O Federal Reserve aumentou as taxas de juros para controlar a inflação. Isso fez com que as empresas se concentrassem mais na lucratividade do que no crescimento, resultando em cortes de gastos e redução de empregos. Dezenas de milhares de demissões ocorreram desde então.

O impacto das demissões, que atualmente estão concentradas nos trabalhadores administrativos, repercutirá em toda a economia por meio de uma grande queda nos gastos gerais. Os gastos do consumidor são responsáveis por cerca de dois terços da produção econômica.

Para muitos estadunidenses, essa não é a primeira vez que são demitidos e ficam sem salário ou plano de saúde. As empresas reduziram sua força de trabalho após o início da pandemia de covid em 2020, quando as empresas fecharam e os americanos ficaram em casa. Mas a pandemia não parece ser a culpada: quase 50 milhões de pessoas também deixaram seus empregos nos dois anos seguintes ao início da pandemia. E agora não há um mercado de trabalho aquecido.
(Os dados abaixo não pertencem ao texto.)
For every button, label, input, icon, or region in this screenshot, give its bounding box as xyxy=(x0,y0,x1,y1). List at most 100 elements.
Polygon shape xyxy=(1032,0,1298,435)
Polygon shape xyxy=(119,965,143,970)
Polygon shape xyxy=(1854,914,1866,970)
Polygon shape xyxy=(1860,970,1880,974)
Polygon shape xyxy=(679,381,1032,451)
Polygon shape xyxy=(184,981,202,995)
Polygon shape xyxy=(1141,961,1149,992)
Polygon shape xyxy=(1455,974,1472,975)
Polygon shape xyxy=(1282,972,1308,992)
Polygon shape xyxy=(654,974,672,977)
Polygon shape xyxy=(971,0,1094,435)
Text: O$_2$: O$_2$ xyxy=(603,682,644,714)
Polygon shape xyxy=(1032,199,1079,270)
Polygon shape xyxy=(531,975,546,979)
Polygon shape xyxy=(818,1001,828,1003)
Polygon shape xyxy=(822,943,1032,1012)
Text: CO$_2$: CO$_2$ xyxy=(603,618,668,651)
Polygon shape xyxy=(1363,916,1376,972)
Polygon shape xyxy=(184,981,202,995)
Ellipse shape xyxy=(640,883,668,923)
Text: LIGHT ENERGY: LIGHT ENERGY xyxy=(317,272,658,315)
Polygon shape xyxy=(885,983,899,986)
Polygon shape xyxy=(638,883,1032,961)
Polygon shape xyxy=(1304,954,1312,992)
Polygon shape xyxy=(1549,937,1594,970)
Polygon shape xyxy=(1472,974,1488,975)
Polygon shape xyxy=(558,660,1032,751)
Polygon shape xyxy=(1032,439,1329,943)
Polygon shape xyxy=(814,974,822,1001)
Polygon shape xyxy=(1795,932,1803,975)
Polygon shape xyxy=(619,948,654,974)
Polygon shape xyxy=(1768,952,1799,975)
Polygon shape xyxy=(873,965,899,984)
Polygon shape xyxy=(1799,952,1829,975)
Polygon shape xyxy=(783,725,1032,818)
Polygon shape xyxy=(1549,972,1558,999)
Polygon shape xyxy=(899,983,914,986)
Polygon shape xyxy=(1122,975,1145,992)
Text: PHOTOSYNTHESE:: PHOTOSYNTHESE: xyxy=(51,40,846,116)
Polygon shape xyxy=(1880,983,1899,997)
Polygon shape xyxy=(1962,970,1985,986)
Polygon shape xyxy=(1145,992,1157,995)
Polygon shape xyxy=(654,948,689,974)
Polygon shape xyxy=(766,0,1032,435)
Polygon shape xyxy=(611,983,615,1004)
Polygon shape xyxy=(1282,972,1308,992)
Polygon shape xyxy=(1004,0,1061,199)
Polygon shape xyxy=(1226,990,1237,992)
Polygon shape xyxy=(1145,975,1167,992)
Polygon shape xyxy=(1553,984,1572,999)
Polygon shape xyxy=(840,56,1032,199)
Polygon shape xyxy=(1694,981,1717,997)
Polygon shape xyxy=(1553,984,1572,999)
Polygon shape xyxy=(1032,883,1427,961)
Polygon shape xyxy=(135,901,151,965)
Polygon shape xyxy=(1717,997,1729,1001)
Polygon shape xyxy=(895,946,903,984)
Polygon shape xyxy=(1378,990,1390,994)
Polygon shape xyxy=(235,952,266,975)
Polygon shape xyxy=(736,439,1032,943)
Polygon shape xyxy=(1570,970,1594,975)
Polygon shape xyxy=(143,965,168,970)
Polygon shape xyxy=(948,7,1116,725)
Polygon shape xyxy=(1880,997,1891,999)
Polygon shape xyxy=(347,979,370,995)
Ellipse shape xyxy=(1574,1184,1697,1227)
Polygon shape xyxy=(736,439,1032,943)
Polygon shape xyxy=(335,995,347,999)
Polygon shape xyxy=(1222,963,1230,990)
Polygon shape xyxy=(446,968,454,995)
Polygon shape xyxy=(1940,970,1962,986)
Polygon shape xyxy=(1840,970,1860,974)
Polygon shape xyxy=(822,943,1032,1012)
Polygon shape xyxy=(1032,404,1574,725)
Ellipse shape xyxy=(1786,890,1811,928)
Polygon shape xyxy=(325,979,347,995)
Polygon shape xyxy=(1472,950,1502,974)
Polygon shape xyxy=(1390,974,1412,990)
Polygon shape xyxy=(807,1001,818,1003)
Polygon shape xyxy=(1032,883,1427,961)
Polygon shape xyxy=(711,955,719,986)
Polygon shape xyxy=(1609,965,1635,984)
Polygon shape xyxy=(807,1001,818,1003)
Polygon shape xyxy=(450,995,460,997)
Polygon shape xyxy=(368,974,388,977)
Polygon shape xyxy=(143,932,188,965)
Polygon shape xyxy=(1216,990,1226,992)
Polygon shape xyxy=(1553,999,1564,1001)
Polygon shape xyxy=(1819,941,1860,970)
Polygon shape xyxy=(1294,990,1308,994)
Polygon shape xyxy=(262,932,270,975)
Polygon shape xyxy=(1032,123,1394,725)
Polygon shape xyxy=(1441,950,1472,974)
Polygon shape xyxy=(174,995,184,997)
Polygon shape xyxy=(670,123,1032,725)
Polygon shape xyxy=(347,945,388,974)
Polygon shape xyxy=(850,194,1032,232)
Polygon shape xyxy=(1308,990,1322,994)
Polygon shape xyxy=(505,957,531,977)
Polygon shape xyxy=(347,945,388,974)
Richard Blumenthal, senador democrata, fez um discurso explicando aos cidadãos que, “na Ucrânia, você recebe o valor do seu dinheiro”. “O exército russo foi cortado pela metade. Sua força foi reduzida em 50% sem a perda de um único soldado americano e com menos de 3% do nosso orçamento militar. É uma grande barganha em termos militares”, afirmou ele.

“A Ucrânia não poderia ter sobrevivido sem os Estados Unidos e nossos aliados”, o senador colocou em sua boca as palavras ditas a ele pelo ainda presidente ucraniano Vlodomir Zelenski. Mas na corrida para a eleição presidencial de 2024, o corte da ajuda militar pode ser letal para a Ucrânia e pode comprometer o arsenal de tanques, munições, aeronaves e outros equipamentos militares da Ucrânia.

Para Blumenthal, não há dúvida de que é lucrativo para os EUA ajudar a Ucrânia: “Até mesmo os americanos que não têm interesse especial na liberdade e na independência das democracias em todo o mundo devem estar satisfeitos com o fato de que estamos fazendo valer nosso investimento na Ucrânia”,

Desde o início da guerra na Ucrânia, os Estados Unidos despejaram US$ 1,3 bilhão na Ucrânia, incluindo assistência civil e militar (grande parte dela para sua própria indústria militar), sem nenhuma preocupação – democrata ou republicana – com seus cidadãos sem emprego, sem teto e quase sem futuro. A guerra é um investimento?

Aham Aharonian é jornalista e comunicólogo uruguaio. Mestre em Integração. Criador e fundador da Telesur. Presidente da Fundação para a Integração Latino-Americana (FILA) e diretor do Centro Latino-Americano de Análise Estratégica (CLAE).